Week 11–12 (Late December): Hard Deadlines and Documentation

This is the “no more procrastination” zone. Calendar days matter now.

At this point you should, by December 31:

  1. Retirement and payroll items

    • W‑2 401(k) elective deferrals must be taken from paychecks issued by year‑end.
    • Solo 401(k) plan must be established (not fully funded, but legally in place).
    • Any S‑corp payroll adjustments must be run through before year‑end to show on W‑2.
  2. Charitable and DAF contributions

    • All cash donations: date the check or charge by December 31 and keep receipts.
    • All stock/asset transfers: must be completed by year‑end to count, not just “initiated” in theory. Custodians may have internal deadlines a few days earlier.
  3. Final tax‑loss harvesting

    • This is your last window to realize capital losses for the year. Do not create wash sales by rebuying the same or substantially identical security within 30 days.
  4. End‑of‑year documentation

    Create a single, organized folder structure. It will make your CPA like you and your life easier:

    • 2024_Tax
      • Income_Statements (W‑2 projections, 1099 YTD, K‑1 drafts if any)
      • Retirement_Contributions (401(k), backdoor Roth steps, HSA)
      • Charitable_Receipts (letters, DAF confirmations)
      • Business_Expenses (if 1099 / practice owner)
      • Investments_TLH (trade confirmations with dates and amounts)

Do not trust your memory in March. You will not remember why you moved $40k into a DAF unless you label it now.

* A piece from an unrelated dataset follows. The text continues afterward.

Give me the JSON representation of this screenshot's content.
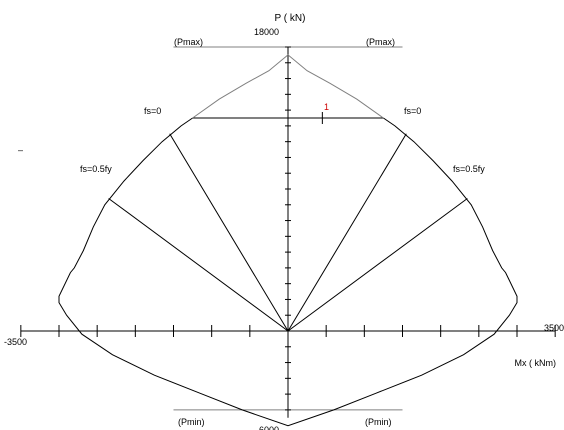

Physician at home office finalizing year-end financial tasks on December 31 -  for Last 90 Days of the Tax Year: High‑Income


Quick “Last 10 Days” Checklist

If you ignored everything and it is December 21, here is the triage sequence:

  1. Confirm:

    • You maxed your 401(k) or at least hit the employer match.
    • HSA and FSA are where they should be.
  2. If 1099:

    • Open a solo 401(k) immediately if you still can this year.
    • Talk to your CPA about a last‑minute estimated payment to reduce penalties.
  3. Execute:

    • Any planned DAF/charitable contributions (especially appreciated stock).
    • Obvious tax‑loss harvesting in taxable accounts.
  4. Sweep:

    • Reconcile business expenses if you are a contractor or owner.
    • Save documentation and receipts into a 2024 tax folder.

If that is all you manage, you will still save yourself thousands versus doing nothing.


Final Takeaways

Three points to walk away with:

  1. In October, you diagnose. Get a projection, know your marginal rate, and decide on entity, retirement, and charitable strategies. No more “I’ll see where I land in April.”
  2. In November, you build the structure. Implement or amend retirement plans, tweak payroll, plan bonuses and big expenses, and lock your DAF/charitable and investment tax strategy.
  3. In December, you execute and document. Hit the contribution and withholding targets, complete transfers, harvest losses, close your books, and make sure everything is dated and recorded by December 31.

You are a high‑income physician. The tax code is not designed in your favor. But in the last 90 days of the tax year, with a clear timeline and some discipline, you control far more of the outcome than you think.